Cas enzymes are just one part of the equation. Another significant component of CRISPR systems are the guide RNAs (gRNAs) that direct Cas proteins to cut sites. gRNAs can be used to shut off genes completely or turn down their expression. And to be effective, gRNAs need to act at designated sites (on-target sites) while minimizing effects at other sites (off-target sites). “Predicting off-target effects remains largely dependent on extensive laboratory testing,” Harrington says. “However, as we accumulate more data, AI is increasingly enabling us to shift this analysis to computational methods.”

Researchers from New York University and Columbia University recently used AI algorithms to predict on- and off-target activity of Cas13 gRNAs.  “We had about a quarter of a million measurements of Cas13 guide RNAs and their activity on the human transcriptome in human cells,” says Neville Sanjana, an Associate Professor of Biology at New York University. “At that scale, where you have sufficient data, you can really train these complicated networks, and they can learn something about the properties of effective guide RNAs.” 

Not only were they able to predict on-target and off-target activity for gRNAs, they could also use the algorithm to identify gRNAs that knocked down gene expression by a certain amount. For example, they could design gRNAs that knock down gene expression by 40%. They verified these predictions experimentally. “What was amazing is that it does that really well, too,” says Sanjana.

Designing CRISPR Experiments With the Help of AI

Sanjana says he’s been impressed by the ability of AI to help synthesize information and allow researchers to quickly shift gears toward other fields. “As scientists, we tend to have a lot of knowledge in a very specific direction, but it can be helpful to take that and apply it in a slightly different direction,” he adds. As an example, a researcher who uses CRISPR to make edits to study disease A in organism B could then quickly switch to editing the genome of organism C to study disease D.

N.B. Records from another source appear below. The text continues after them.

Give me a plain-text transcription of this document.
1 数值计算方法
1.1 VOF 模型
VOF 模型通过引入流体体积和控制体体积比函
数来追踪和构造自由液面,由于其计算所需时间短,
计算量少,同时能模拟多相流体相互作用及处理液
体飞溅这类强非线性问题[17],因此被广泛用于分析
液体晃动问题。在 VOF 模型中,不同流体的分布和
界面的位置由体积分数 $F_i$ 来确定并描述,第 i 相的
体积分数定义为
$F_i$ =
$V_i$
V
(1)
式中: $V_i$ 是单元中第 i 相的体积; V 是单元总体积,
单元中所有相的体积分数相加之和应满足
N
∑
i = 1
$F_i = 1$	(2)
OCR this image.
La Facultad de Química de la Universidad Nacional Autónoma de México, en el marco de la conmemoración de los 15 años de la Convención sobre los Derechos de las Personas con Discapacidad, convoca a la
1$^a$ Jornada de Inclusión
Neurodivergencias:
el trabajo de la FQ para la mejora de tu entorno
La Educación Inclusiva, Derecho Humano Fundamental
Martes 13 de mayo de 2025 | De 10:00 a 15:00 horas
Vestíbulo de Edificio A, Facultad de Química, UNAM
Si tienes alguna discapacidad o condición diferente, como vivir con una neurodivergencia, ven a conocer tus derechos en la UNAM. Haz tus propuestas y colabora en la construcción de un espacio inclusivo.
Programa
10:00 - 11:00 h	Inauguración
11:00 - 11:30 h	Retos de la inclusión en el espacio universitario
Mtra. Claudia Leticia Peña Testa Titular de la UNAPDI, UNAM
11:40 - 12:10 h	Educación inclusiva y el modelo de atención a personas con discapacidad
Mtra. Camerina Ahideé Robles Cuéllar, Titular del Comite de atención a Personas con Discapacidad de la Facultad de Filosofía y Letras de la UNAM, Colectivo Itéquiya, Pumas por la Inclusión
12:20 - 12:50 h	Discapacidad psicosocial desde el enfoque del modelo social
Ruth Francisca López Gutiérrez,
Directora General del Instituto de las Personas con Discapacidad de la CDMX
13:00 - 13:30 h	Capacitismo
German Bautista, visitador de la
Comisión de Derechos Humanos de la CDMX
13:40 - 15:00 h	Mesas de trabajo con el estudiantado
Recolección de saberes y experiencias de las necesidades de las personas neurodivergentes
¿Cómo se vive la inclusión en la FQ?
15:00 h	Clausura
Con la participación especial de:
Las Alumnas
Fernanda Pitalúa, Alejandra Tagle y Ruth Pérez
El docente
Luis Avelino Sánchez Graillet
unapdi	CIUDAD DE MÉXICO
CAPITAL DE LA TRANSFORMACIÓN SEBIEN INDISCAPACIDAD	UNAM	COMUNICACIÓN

From selecting CRISPR enzymes, designing gRNAs, choosing a delivery method, and creating a protocol, CRIPSR experiments are complex. A collaboration between the labs of Mengdi Wang, from Princeton University, and Le Cong, from Stanford University created CRISPR-GPT, a LLM agent to help scientists design CRISPR experiments. They designed CRISPR-GPT to help train new scientists, plan reagents and design protocols, and help troubleshoot experiments by integrating data from various databases, the literature, and a specialized LLM fine-tuned with gene-editing knowledge from 11 years of scientific discussion. Starting from individual tasks like creating gRNAs or analyzing gene-editing data as standalone agents, they then assembled the individual agents into full workflows. Then, by layering on a “virtual scientist” using the fine-tuned LLM, CRISPR-GPT can then understand and respond to user queries, executing complex workflows tailored to each user's research.

“While CRISPR has revolutionized biotechnology, designing and optimizing experiments remains a time-intensive, error-prone, and iterative process,” Wang and Cong told SynBioBeta over email. “We really worked on CRISPR-GPT for building a lab co-pilot that can adapt and evolve with the users.”

Sanjana thinks that AI has certainly helped us design better CRISPR reagents, and the greatest impact will be using AI as a lab mate. He adds, “That is going to really accelerate discoveries in biomedical science.”